Cost-per-click (CPC)
CPC is an advertisement metric that tells you the amount you’ll pay when someone clicks on your ad. This could help you determine your ad spend and optimize it for higher efficiencies.
Cost per acquisition (CPA) and customer lifetime value (CLTV)
CPA is the amount you have spent on acquiring a particular customer. This is an important metric to track to keep your spending in check. CPA is usually most valuable when measured against another metric like CLTV.
CLTV determines how much value the customer brings to your business. CPA is measured against CLTV to determine if the customer is returning the amount spent acquiring them.
Return on investment (ROI)
Who doesn’t track ROI? ROI determines how much return your efforts have generated and if a project is worth pursuing based on its returns. It also helps you identify your profit margins and guides your decisions regarding future plans.
Best practices for digital marketing analytics
Despite knowing how vital digital marketing analytics is, only 30% of businesses leverage true data-driven insights.
Below are some best practices to get you started.
Define a goal
You need to have a goal, an objective in mind that all your efforts will be focused on and that you will measure your success against. Determine what you want to achieve with your marketing efforts. Is it more leads? More sales? More web traffic? This goal will help you determine which metrics to track.

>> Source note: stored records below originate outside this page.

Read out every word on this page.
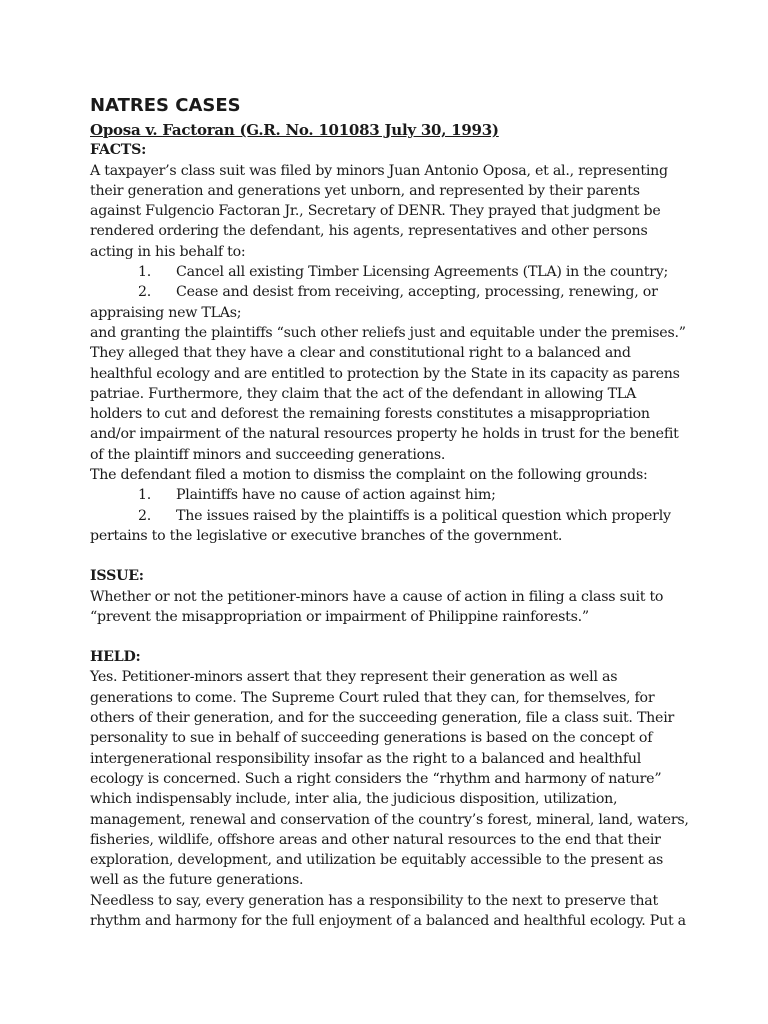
NATRES CASES

Oposa v. Factoran (G.R. No. 101083 July 30, 1993)

FACTS:

A taxpayer’s class suit was filed by minors Juan Antonio Oposa, et al., representing their generation and generations yet unborn, and represented by their parents against Fulgencio Factoran Jr., Secretary of DENR. They prayed that judgment be rendered ordering the defendant, his agents, representatives and other persons acting in his behalf to:

1.	Cancel all existing Timber Licensing Agreements (TLA) in the country;
2. Cease and desist from receiving, accepting, processing, renewing, or appraising new TLAs;

and granting the plaintiffs “such other reliefs just and equitable under the premises.” They alleged that they have a clear and constitutional right to a balanced and healthful ecology and are entitled to protection by the State in its capacity as parens patriae. Furthermore, they claim that the act of the defendant in allowing TLA holders to cut and deforest the remaining forests constitutes a misappropriation and/or impairment of the natural resources property he holds in trust for the benefit of the plaintiff minors and succeeding generations.

The defendant filed a motion to dismiss the complaint on the following grounds:

1.	Plaintiffs have no cause of action against him;
2. The issues raised by the plaintiffs is a political question which properly pertains to the legislative or executive branches of the government.

ISSUE:

Whether or not the petitioner-minors have a cause of action in filing a class suit to “prevent the misappropriation or impairment of Philippine rainforests.”

HELD:

Yes. Petitioner-minors assert that they represent their generation as well as generations to come. The Supreme Court ruled that they can, for themselves, for others of their generation, and for the succeeding generation, file a class suit. Their personality to sue in behalf of succeeding generations is based on the concept of intergenerational responsibility insofar as the right to a balanced and healthful ecology is concerned. Such a right considers the “rhythm and harmony of nature” which indispensably include, inter alia, the judicious disposition, utilization, management, renewal and conservation of the country’s forest, mineral, land, waters, fisheries, wildlife, offshore areas and other natural resources to the end that their exploration, development, and utilization be equitably accessible to the present as well as the future generations.

Needless to say, every generation has a responsibility to the next to preserve that rhythm and harmony for the full enjoyment of a balanced and healthful ecology. Put a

Make sure to set S.M.A.R.T. goals. This means your goal should be smart, measurable, attainable, relevant, and timely.
Choose the right metrics
Many marketers feel overwhelmed with too much information. Avoid this by being careful about the metrics you choose.
You may be tempted to track as many KPIs as possible. However, it is always best to hand-pick and track a few metrics, analyze their numbers, deduce results, and implement your findings before diversifying your metrics portfolio.
Pick a digital marketing analytics platform
There are a host of marketing analytics software out there. Identify the functionalities you need, the existing skillset, and the price you are willing to pay. Then choose a platform that satisfies your selection criteria.
Instead of a fragmented approach, you need a consolidated strategy. Find one tool to collect and analyze data from all your digital platforms and present them in visually pleasing, clean reports.
Implement the results
All the benefits of data analytics you’ve read so far manifest only when marketers can implement their findings appropriately. Don’t just track and measure your results. Implement what you learn to improve your campaigns.
Also, track your metrics daily, but give your campaign a few days for the metrics to kick in before getting disappointed and rehauling the strategies.
Ascertain data security
You handle tons of sensitive data when you get into digital marketing analytics. Therefore, you must keep your tech stack up-to-date with the latest data security standards to prevent data theft.
Proper application guarantees better results
Digital marketing analytics entails collecting and analyzing relevant data and progressively implementing these findings to improve your marketing strategies. Data analytics is the key to staying competitive and digitally transforming your business for future challenges.
You can maximize its results by setting a goal, identifying and tracking relevant metrics, and implementing findings. Finally, don’t forget to ramp up your cybersecurity since you become a likely target of cyber criminals when you handle data.